What’s Left of Unocal

Paul L. Regan 

The upsurge of hostile takeovers in corporate America in the 1980s brought about a rise in shareholder challenges to the defensive measures adopted by their board of directors. The Delaware Supreme Court responded to these challenges in Unocal Corp. v. Mesa Petroleum Co., announcing that directors when adopting defensive measures were to satisfy a two-part test of reasonableness that would be known later as “enhanced scrutiny.” Several months after Unocal was decided, the court went further in Moran v. Household International Inc, upholding the board’s use of the poison pill, but imposing two important limitations to the power. The court emphasized that shareholders must retain the ability to remove their board through the proxy machinery, and secondly, that the board was subject to Unocal review in their use of the pill in the face of an actual tender offer.

Over the years the balance of the director-shareholder power established in these cases has been altered dramatically by the Delaware Supreme Court. Cases such as Paramount Communications, Inc. v. Time Inc. and Unitrin, Inc. v. American General Corp., have introduced the concept of “substantive coercion” as a threat that justifies a powerful defensive response under the “enhanced scrutiny” test in Unocal. The author argues that by endorsing this concept, the court has essentially reduced Unocal review to ensuring the shareholders retain power to remove the board in a proxy contest at the next election.

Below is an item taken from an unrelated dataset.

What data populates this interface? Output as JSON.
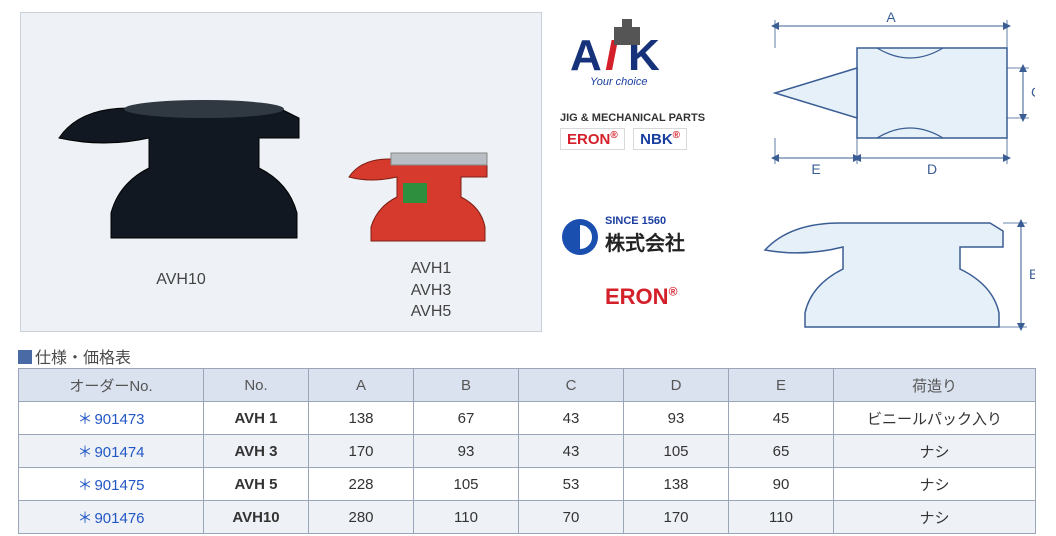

This article discusses the Unocal decision and how it has developed in the case law through the years. The article goes on to discuss how these later decisions have virtually eliminated the added fiduciary protections Unocal and Moran once promised. The article concludes with some proposals on how the Delaware Supreme Court can reinvigorate Unocal’s promise of meaning fulfiduciary accountabiliy for board adopted defensive measures.